L’estate sta per lasciare spazio ai colori caldi dell’autunno e il territorio della Paganella si trasforma in uno scenario incantato in cui natura e sapori si fondono per dare vita a un’esperienza sensoriale unica. La Paganella è un territorio che nel suo piccolo racchiude la sorprendente natura del Trentino e offre indimenticabili esperienze in ogni momento dell’anno. In pochi minuti dall’uscita dell’autostrada si è già catturati da un ambiente di rara bellezza: le Dolomiti di Brenta che si specchiano nelle acque cristalline dei laghi di Molveno e Nembia, la Paganella che regala la vista più bella del Trentino a trekkers e sciatori, uno dei Borghi più belli d’Italia e ancora il Parco del Respiro, l’area faunistica, casa dei grandi carnivori delle Alpi e i caratteristici vigneti e meleti della Piana Rotaliana.

400 km di percorsi bike, innumerevoli sentieri per gli amanti del trekking, 40 parchi giochi, fattorie didattiche e sentieri tematici tra ampi prati e boschi, 50 km di piste da sci ampie e soleggiate, 1500 specie di piante, 125 strutture ricettive, 22 rifugi, oltre 40 cantine ed aziende agricole e ben 8.000 camosci che vivono nel Parco Naturale Adamello Brenta.
Tra i profumi di bosco e vendemmia e il gusto autentico dei prodotti locali, quest’angolo di Trentino si prepara ad accogliere chi ama rallentare, assaporare, scoprire e riempirsi gli occhi dei colori del foliage: è tempo di sagre nei borghi, mercatini che preannunciano l’inverno e mani esperte che trasformano i prodotti della terra in opere d’arte culinaria.

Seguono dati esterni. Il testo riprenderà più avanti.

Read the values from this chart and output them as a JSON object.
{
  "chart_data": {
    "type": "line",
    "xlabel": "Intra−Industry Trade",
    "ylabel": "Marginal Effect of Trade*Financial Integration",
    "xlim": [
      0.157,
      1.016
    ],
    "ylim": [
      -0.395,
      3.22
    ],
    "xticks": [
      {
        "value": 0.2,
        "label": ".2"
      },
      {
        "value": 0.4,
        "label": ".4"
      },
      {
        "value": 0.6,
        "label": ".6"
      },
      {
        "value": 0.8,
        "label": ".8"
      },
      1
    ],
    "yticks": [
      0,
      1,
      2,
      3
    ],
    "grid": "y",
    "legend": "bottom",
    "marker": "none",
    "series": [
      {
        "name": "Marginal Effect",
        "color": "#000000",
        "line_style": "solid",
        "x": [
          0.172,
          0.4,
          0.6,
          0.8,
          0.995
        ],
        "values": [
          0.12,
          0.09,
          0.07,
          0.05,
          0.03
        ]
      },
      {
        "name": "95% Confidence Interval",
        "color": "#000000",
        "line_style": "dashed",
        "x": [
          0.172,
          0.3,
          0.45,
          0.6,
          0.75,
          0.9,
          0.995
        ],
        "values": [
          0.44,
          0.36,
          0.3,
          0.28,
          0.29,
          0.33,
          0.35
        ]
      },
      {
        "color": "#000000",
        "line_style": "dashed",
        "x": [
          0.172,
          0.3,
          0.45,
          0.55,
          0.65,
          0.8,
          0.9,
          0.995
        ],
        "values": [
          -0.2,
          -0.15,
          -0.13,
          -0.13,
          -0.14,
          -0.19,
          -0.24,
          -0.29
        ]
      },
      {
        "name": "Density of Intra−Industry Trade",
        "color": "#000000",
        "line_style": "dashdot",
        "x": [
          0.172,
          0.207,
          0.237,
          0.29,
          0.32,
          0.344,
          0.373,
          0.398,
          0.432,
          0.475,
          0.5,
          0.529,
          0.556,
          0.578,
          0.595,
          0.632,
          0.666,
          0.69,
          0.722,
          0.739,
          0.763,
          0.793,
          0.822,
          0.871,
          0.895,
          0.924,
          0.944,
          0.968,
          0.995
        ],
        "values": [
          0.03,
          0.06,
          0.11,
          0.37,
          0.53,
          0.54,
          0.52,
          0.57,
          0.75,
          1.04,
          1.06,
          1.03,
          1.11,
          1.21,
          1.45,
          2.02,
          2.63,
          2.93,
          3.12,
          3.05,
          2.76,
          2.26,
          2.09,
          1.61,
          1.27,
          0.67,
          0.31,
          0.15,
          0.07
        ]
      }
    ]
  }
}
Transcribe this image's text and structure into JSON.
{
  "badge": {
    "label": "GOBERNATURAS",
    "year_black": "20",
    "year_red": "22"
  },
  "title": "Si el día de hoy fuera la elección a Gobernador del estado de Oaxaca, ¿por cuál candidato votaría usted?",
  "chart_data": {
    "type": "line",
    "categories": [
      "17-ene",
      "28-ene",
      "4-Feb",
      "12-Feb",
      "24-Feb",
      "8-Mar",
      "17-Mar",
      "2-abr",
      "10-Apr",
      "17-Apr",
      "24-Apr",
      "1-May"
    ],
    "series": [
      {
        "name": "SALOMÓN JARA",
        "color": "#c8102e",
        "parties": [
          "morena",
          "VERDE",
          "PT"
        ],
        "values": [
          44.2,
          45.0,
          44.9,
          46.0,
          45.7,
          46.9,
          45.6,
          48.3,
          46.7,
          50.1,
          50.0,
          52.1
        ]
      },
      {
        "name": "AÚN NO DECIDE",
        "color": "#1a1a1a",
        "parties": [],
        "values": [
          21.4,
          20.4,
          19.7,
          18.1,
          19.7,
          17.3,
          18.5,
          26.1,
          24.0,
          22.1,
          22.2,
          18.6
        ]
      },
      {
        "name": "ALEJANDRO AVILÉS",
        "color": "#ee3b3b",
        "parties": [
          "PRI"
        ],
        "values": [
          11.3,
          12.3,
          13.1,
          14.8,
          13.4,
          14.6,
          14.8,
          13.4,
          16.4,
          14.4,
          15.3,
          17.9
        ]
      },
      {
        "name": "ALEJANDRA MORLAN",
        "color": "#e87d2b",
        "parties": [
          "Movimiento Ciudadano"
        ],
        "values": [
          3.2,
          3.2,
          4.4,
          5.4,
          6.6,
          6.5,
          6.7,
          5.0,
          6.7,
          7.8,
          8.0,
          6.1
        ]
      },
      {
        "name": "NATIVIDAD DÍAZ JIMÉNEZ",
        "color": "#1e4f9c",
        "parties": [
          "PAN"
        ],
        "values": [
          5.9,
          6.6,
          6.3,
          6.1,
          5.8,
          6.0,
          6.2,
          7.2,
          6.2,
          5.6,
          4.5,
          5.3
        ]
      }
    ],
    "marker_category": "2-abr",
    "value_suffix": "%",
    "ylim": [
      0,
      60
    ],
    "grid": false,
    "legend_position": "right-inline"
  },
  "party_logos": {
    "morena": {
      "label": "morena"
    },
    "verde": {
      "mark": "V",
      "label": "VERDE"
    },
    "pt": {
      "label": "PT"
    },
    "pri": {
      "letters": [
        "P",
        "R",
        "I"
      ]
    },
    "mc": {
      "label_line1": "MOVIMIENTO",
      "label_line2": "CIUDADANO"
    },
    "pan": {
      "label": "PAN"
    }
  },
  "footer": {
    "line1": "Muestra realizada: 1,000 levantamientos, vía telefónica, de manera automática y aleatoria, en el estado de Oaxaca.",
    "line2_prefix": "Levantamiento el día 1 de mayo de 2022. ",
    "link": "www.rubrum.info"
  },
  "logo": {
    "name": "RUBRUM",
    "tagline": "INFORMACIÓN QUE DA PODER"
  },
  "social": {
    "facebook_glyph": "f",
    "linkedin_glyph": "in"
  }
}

In vista della nuova stagione, Visit Paganella condivide una guida agli eventi enogastronomici da non perdere: un viaggio attraverso i profumi dei vini pregiati e il sapore intenso della Ciuìga, Presidio Slow Food che il borgo di San Lorenzo Dorsino celebra con una sagra dedicata.
Sagra della Ciuìga: sapore autentico, palato in festa

San Lorenzo Dorsino, uno dei borghi più belli d’Italia, apre le porte al gusto con la Sagra della Ciuìga, un evento che unisce tradizione, gastronomia e natura. Nato nell’Ottocento come insaccato di umili origini, la Ciuìga fu ideata da un macellaio di San Lorenzo in Banale che, nel tentativo di recuperare le parti meno nobili del maiale, le mescolò con la rapa bianca. Oggi, la Ciuìga è Presidio Slow Food e viene celebrata ogni anno con una sagra dedicata. Dal 31 ottobre al 2 novembre l’edizione 2025 animerà le vie del borgo con musica tradizionale e canti di montagna, mentre locande e ristoranti proporranno menù speciali. I visitatori potranno partecipare a escursioni guidate tra i colori autunnali o a visite gratuite per esplorare il territorio. Nelle vecchie case contadine, il mercato tipico ospiterà produttori locali e artigiani, mentre laboratori creativi e spettacoli con i burattini faranno divertire i più piccoli, rendendo la festa adatta a tutti.